Alpaca 7B : Fine tuning using the results of instruction-following (generate your own training data) based on LLaMA
NEMO LLM : A large-scale language model developed by NVIDIA that, like GPT-4, supports document generation, image generation, translation, coding, etc.
Claude : Founded by engineers who were involved in the development of GPT-2/3 at OpenAI, the model developed there
AUTOMATIC1111
The AUTOMATIC1111 version of Stable Diffusion Web UI will be a fork of the most feature-rich “Stable Diffusion” that has been developed as open source. In addition to easy operation through the Web UI, it includes almost all features, such as additional training models, use of additional training such as LoRA, face restoration using GFPGAN, and high quality image enhancement.
The installation procedure is described below.
<Starting up on a Mac>
First, launch the Homebrew environment as well as Text generation web UI. Next, install the necessary tools and AUTOMATIC1111 from git using the following commands.
This will create a stable-diffusion-webui folder in your home folder.
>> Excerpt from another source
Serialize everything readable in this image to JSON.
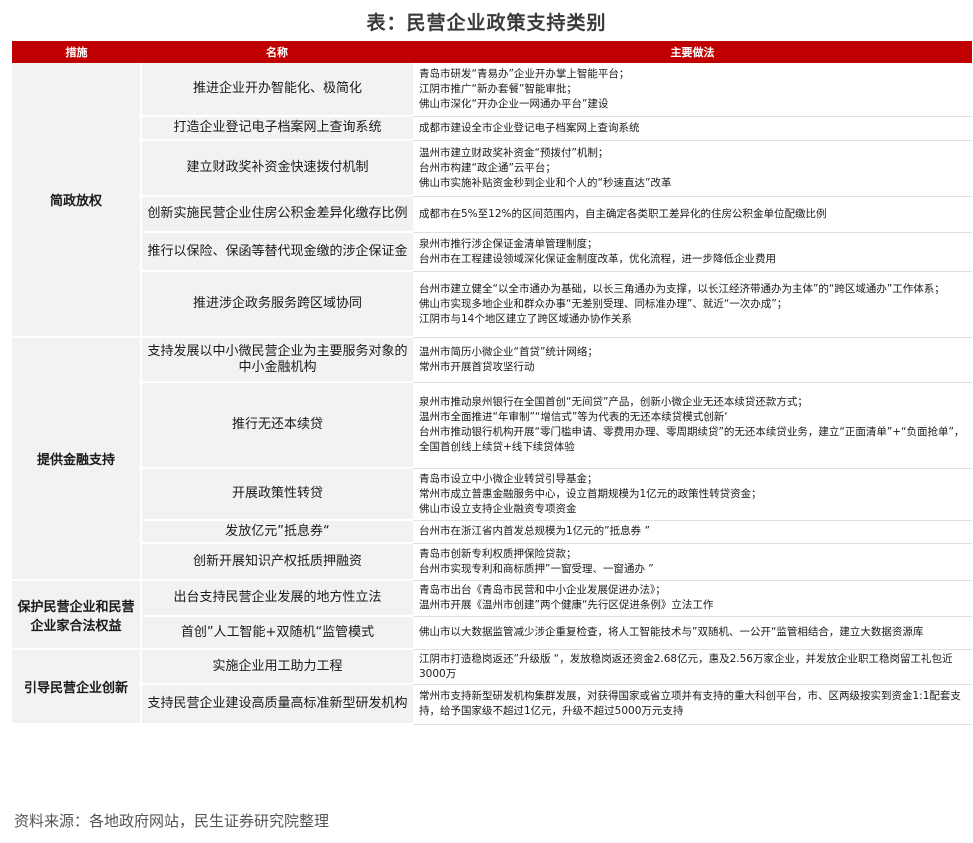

Next, download the training model (e.g. stable-diffusion-v-1-4-original) and move it to the stable-diffusion-webui/models/Stable-diffusion folder.
Now go to the stable-diffusion-webui folder and run the script “webui.sh”, which will open the browser’s http://127.0.0.1:7860/.
All that remains is to enter the prompt, decide on the options and select “Genegate”, then wait a few moments and the image will be generated and output.
<Starting up Windows>
Windows can be started up in much the same way as the procedure for macs.